Louis-Emile est un jeune homme chaleureux, fier, ambitieux et passionné. Il est animé d'une vitalité incroyable et ne recule devant rien pour s'imposer. Il a un sens de l'organisation très développé, ce qui plaît beaucoup aux patrons qui l'engagent. Assez vite, il sait se rendre indispensable et de ce fait va grimper allègrement dans la hiérarchie des journaliers. Il a dix ans lorsque Napoléon-Symphorien Gobert, son grand-père maternel meurt, le 24 juin 1856, à l'âge de 51 ans. Louis-Emile devient le soutien de sa grand-mère Cécile. Il travaille dans diverses fermes, aide au tabac de la place du pont, et assiste son grand-père paternel Etienne-Marie qu'il aime beaucoup. En 1858, juste avant de s'éteindre, celui-ci le recommande comme commis chez un ami où il va être initié aux arcanes de la production destinée aux halles de Paris.
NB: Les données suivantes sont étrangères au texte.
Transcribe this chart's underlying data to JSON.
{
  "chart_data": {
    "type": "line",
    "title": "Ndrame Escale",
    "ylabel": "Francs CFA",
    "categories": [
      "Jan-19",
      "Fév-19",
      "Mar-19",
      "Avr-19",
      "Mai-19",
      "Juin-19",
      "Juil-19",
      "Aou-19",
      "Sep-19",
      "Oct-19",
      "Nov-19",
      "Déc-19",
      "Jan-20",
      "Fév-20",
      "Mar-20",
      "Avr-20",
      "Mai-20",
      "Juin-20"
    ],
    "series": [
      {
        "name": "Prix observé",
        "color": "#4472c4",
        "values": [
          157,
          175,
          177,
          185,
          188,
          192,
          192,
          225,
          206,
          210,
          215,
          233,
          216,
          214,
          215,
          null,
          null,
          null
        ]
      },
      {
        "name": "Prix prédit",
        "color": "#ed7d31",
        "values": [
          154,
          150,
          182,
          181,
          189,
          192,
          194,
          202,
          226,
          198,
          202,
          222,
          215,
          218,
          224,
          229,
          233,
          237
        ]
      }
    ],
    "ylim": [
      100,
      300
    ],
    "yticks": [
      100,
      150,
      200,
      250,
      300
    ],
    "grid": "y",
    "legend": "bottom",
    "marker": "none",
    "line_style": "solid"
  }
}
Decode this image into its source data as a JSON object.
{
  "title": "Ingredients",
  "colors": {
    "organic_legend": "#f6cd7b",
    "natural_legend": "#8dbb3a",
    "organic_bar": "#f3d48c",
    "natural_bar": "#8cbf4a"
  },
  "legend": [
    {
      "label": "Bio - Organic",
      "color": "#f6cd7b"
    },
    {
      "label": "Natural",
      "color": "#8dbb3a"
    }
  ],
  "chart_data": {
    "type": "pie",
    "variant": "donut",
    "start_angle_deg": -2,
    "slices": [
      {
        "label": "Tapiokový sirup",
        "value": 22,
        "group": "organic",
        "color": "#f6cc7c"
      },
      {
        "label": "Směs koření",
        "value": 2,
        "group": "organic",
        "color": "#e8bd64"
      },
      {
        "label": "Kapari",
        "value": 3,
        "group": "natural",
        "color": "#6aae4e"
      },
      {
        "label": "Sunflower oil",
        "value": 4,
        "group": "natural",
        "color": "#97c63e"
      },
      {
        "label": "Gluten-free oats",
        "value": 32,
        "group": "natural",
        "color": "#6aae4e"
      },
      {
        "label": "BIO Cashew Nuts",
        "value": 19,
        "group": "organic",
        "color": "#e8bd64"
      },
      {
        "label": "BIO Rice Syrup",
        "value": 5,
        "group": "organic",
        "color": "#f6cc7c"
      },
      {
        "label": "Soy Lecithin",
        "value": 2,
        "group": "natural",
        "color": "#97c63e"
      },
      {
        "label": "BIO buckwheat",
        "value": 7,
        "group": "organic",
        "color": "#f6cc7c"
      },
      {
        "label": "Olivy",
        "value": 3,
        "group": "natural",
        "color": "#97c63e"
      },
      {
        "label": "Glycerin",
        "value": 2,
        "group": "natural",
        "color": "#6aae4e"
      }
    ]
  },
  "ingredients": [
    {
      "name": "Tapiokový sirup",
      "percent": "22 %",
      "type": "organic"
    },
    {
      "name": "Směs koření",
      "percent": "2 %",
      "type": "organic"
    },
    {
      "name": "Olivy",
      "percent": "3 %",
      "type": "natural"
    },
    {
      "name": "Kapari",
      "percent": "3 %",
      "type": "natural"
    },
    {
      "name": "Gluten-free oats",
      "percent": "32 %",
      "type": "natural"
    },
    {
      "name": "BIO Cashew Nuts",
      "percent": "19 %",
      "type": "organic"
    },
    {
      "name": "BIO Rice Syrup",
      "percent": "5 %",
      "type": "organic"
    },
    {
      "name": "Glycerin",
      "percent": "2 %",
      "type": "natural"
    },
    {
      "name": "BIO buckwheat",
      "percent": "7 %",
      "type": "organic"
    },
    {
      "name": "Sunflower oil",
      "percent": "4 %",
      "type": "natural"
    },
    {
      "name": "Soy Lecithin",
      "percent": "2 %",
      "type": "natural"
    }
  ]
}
La ferme des Gillet, à Sarcelles.


La ferme du père Gillet est de construction classique, à la manière du 17e siècle ; un porche avec ses bornes de pierre protégeant les battants de porte des moyeux proéminents de lourds tombereaux, ouvrant sur une cour carrée avec des bâtiments sur trois côtés. La cour est pavée car il faut laver les légumes à grande eau. Les poireaux sont épluchés soigneusement, les céleris grattés, les salades et les choux-fleurs bien parés et rangés dans leur cadre. A cette époque le travail au champ garantit la qualité des légumes. Ils ont encore du goût. La scarole est liée à la paille afin de garder son cour bien blanc, les choux-fleurs sont bien couverts car un cour jauni par la lune ou avec des feuilles vertes dedans ne se serait jamais vendu sur les marchés.
Louis-Emile, avec son sens du concret et son charme, se révèle utile lorsqu'il accompagne le père Gillet à Paris pour ses transactions avec le grossiste des halles, qui habite la rue Jean-Jacques Rousseau, près de la bourse du commerce, au numéro 23. Le père Gillet et lui s'entendent bien. Louis-Emile l'amuse : il a des vues sur tout, fait montre de connaissances incroyables pour l'époque et le lieu, mais il faut dire que le jeune homme est d'une curiosité stupéfiante. Tout l'intéresse, tout le passionne. Peut-être "se croit-il" un peu... mais il est si jeune. En 1866, il a alors tout juste vingt ans, Louis-Emile fait la connaissance de Julie-Augustine Meslier, une couturière de deux ans sa cadette, qui, l'année suivante, le 3 juin 1867, devient sa femme. Dans la foulée, il leur naît une fille, Adèle, le 31 mai 1868 ; puis, le 18 mai 1870, un fils nommé Charles-Auguste. Le jeune couple n'est pas riche, c'est certain, mais il y a plus pauvre et l'ouvrage ne manque pas. Tout serait donc pour le mieux, mais voilà : le 19 juillet, l'empereur déclare inconsidérément la guerre à la Prusse. À peine le temps de mobiliser les troupes. Le despote se fait moucher à Sedan le 2 septembre par Bismarck, est emmené en captivité en Allemagne. Le quatre septembre, Gambetta proclame la déchéance de l'empereur et institue la république.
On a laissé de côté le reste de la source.